Where statutes are not ambiguous it is error to apply a rule of construction. Whipple v. Howser, 291 Or 475, 632 P2d 782 (1981). In addition, to construe the statutes as defendant requests would require the court to read into ORS 307.112 words of limitation which are not there. This, the court cannot do. ORS 174.010.
Since plaintiff claims exemption under ORS 307.112, are there any factual disputes as to whether plaintiff has complied with the statute? Plaintiff has alleged and defendant has admitted that the lease between plaintiff and Douglas County complies with the statutory requirement of ORS 307.112(l)(b).
The only remaining condition is that the property must actually be used in a manner to qualify for exemption under ORS 307.130 or ORS 307.140. The stipulation entered into by plaintiff and defendant appears to establish that the use does comply. At oral argument defendant sought to disavow this point of the stipulation on the grounds that counsel was unaware of all of the issues raised at the administrative hearing. That is not sufficient reason for the court to set aside the stipulation. Further, defendant, in its Amended Memorandum Of Law In Support Of Its Cross Motion For Summary Judgment, at 2, states:
"For purposes of this motion, defendant is assuming that plaintiff is a non-profit corporation granted exemption under ORS 307.130 and ORS 307.140 and there is no dispute regarding the use of the subject property in accordance with its religious, benevolent and charitable purposes." (Emphasis added.)
Although intervenor has not admitted or stipulated to the pertinent facts, it is in no position to object to admissions or stipulations of the other parties. The general rule is that intervenors are bound by the record or state of the case at the time of intervention. 67A CJS Parties § 86 (1978). Brune v. McDonald, 158 Or 364, 75 P2d 10 (1938). Intervenor did not seek intervention or become a party until February 9, 1989. Defendant filed its answer December 22, 1988, and the parties filed their Stipulation of Facts with the court on January 5, 1989. Thus, intervenor's case is limited by the facts established prior to its intervention. Taylor v. Pearl, 249 Or 611, 439 P2d 7 (1968). Now, therefore,
IT IS ORDERED that Plaintiffs Motion for Summary Judgment be, and hereby is, granted; and,
IT IS FURTHER ORDERED that defendant's Cross Motion For Summary Judgment be, and hereby is, denied; and
IT IS FURTHER ORDERED that neither party shall recover costs.

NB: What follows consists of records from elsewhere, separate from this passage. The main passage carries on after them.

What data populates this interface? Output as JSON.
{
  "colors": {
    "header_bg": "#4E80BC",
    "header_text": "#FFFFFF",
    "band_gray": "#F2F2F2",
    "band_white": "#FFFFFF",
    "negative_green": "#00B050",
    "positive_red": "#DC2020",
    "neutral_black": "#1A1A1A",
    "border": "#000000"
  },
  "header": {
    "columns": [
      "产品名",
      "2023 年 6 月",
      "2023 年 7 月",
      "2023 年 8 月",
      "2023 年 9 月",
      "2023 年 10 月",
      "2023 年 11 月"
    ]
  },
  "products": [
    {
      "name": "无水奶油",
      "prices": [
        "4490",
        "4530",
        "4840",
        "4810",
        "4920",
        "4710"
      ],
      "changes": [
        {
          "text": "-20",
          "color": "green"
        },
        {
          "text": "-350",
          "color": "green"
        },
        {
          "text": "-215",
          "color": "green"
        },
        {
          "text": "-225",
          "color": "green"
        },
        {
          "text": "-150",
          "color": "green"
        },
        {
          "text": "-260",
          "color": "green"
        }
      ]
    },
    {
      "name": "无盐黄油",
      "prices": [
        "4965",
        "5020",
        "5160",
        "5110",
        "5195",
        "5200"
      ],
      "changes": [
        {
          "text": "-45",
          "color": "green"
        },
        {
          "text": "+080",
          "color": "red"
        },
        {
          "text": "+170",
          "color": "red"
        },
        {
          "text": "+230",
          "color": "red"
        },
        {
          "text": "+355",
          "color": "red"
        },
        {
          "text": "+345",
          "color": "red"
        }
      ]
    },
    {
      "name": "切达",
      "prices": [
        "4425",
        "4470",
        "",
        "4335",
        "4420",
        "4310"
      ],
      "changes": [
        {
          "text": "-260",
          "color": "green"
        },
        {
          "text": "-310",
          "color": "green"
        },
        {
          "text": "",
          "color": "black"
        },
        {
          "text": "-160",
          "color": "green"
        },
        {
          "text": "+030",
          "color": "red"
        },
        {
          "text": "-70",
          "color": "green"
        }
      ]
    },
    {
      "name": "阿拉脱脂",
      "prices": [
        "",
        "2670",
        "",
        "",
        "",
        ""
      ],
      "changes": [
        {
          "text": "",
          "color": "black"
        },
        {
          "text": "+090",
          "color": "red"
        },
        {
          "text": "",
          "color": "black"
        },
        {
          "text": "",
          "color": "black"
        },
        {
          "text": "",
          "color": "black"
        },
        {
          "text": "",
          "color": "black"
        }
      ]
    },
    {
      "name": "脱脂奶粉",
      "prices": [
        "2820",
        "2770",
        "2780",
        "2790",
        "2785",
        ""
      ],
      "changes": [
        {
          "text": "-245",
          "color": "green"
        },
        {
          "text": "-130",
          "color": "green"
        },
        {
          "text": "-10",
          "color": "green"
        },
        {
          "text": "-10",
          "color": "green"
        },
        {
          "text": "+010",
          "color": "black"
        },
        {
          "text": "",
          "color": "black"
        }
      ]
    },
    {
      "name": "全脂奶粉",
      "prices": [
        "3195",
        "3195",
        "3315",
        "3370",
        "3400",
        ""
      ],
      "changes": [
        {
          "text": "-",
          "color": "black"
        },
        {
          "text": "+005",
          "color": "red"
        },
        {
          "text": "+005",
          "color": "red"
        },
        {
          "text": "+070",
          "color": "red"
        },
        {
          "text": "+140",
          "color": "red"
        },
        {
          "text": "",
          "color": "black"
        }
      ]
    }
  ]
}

The repealed provision read as follows:
"Real and personal property shall be exempt from taxation while it is held by a school district under a lease-purchase agreement executed after September 13, 1975, for a term exceeding one year and whereunder the rent payable by the school district is expressly agreed to have been established to reflect the savings resulting from the exemption from taxation. In the case of a lease-purchase agreement of only a portion of a building or facility the exemption shall apply only to such portion and the remaining portions shall be separately assessed and taxed. For purposes of this subsection, in order to constitute a 'lease-purchase agreement' the district must be entitled to acquire ownership of the property at a nominal or other price which is stated or determinable by the terms of the agreement and was not itself intended to reflect the true value of the property."
The preface to the Oregon Revised Statutes, at viii, notes:
"Occasionally, notes can be found indicating that a particular ORS section was not added to and made a part of the ORS series in which it appears. These notes mean that the addition was editorial and not by legislative action and are used where the series references are either too numerous or too complex to bear further adjustment. However, the note certainly does not mean that the section not added to a series or chapter is any less the law. The note is intended only to remind the user that definitions, penalties and other references to the series should be examined carefully to determine whether they apply to the noted section."